By Drew Baldwin
I will take some time this week to
delve into one of my greatest passions/ hobbies outside of architecture,
cars/car culture. From the time I could remember, I have always loved looking
at cars and listening to how they sound as they would pass by. As a kid, I
really knew nothing about them outside of the fact that I thought they
generally looked pretty cool. My passion really started to take off in my high
school years; the time when teenagers start driving and actually begin having
different experiences with cars. Around this time is when I began working on
the car my parents were going to give me once I started driving, a 1987 El
Camino. It was in rough shape, but I knew I could make it a pretty nice car
with a little TLC. Through my high school years I worked on several cars
performing a laundry list of services. If there was ever anything I didn’t
know, I would always want to read on it so the next time an issue would come
up, I would know how to approach it properly. My group of friends were also all
into cars and car culture, so often times we would sit around just talking
about anything cars, sometimes for hours on end; talking about what we knew,
learning things from each other. For just sitting around talking, it was often
a productive time. We often
attended car shows/meets which were great places to get out
and see some really nice pieces of machinery/art and, some that weren’t so
great. Through everything I saw and did, participated in, or watched I grew to
have the utmost respect for anyone who deals with cars for a living, in any way
shape or form.
In a way, cars are like buildings,
they are both systems made up of thousands of parts working together to achieve
a desired look and performance all while being comfortable and accommodating
for the user.
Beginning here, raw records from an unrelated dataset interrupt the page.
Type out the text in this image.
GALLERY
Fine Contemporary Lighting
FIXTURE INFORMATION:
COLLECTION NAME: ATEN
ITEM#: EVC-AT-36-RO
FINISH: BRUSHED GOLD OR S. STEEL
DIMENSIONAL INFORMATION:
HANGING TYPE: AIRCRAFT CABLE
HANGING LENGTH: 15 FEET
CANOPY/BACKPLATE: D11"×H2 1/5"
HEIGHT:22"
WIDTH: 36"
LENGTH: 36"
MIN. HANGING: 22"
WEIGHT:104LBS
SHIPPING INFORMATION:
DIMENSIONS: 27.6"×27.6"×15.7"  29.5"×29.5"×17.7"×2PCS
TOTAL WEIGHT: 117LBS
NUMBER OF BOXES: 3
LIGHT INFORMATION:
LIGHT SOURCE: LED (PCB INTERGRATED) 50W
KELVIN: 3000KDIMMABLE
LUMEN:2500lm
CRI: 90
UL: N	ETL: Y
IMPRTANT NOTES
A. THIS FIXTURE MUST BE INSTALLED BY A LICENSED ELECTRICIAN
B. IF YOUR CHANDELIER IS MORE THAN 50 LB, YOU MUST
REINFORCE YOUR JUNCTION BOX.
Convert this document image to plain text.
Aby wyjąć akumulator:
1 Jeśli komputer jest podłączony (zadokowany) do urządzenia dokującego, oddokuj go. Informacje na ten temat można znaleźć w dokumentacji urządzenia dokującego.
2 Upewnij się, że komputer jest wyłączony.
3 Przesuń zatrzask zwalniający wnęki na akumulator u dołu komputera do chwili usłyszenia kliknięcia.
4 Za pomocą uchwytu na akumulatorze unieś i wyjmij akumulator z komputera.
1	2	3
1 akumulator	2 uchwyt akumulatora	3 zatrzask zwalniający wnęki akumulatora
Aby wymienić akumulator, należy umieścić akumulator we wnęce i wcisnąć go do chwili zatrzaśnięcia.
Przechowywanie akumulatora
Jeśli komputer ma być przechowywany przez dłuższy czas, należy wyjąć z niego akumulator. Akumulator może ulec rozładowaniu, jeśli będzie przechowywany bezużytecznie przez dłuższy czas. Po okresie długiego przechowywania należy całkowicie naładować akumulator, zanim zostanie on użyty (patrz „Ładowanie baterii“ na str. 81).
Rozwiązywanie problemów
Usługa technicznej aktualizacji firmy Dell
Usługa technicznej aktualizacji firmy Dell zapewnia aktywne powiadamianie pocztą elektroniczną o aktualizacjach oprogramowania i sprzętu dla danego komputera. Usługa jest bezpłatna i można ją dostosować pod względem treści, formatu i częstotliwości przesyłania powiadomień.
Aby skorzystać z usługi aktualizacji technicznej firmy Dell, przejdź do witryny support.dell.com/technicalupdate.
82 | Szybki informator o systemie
Like an automobile (from what I’ve seen), there are a large
number of people that don’t quite know how a building works or stays together,
though it may be their daily workplace. The process of designing cars and
buildings is very rigorous, often times stressful and time consuming, with a
need for trials and tests of the “product” being produced, but all in the name
of creating the best result possible for the client(s). Once a building is completed,
people will look at it and praise it or bash it, claim it’s a piece of art or a
detriment to the practice as well as industry standards keeping a watchful eye
over it; the same goes for any automobile to roll off the line. Whether it
rolls off the assembly lines in Detroit or out of somebody’s garage or whether
it’s a high rise built in the heart of downtown Chicago or a small development
in in Southern California, I can appreciate the hard work and dedication that
goes into both cars and architecture alike.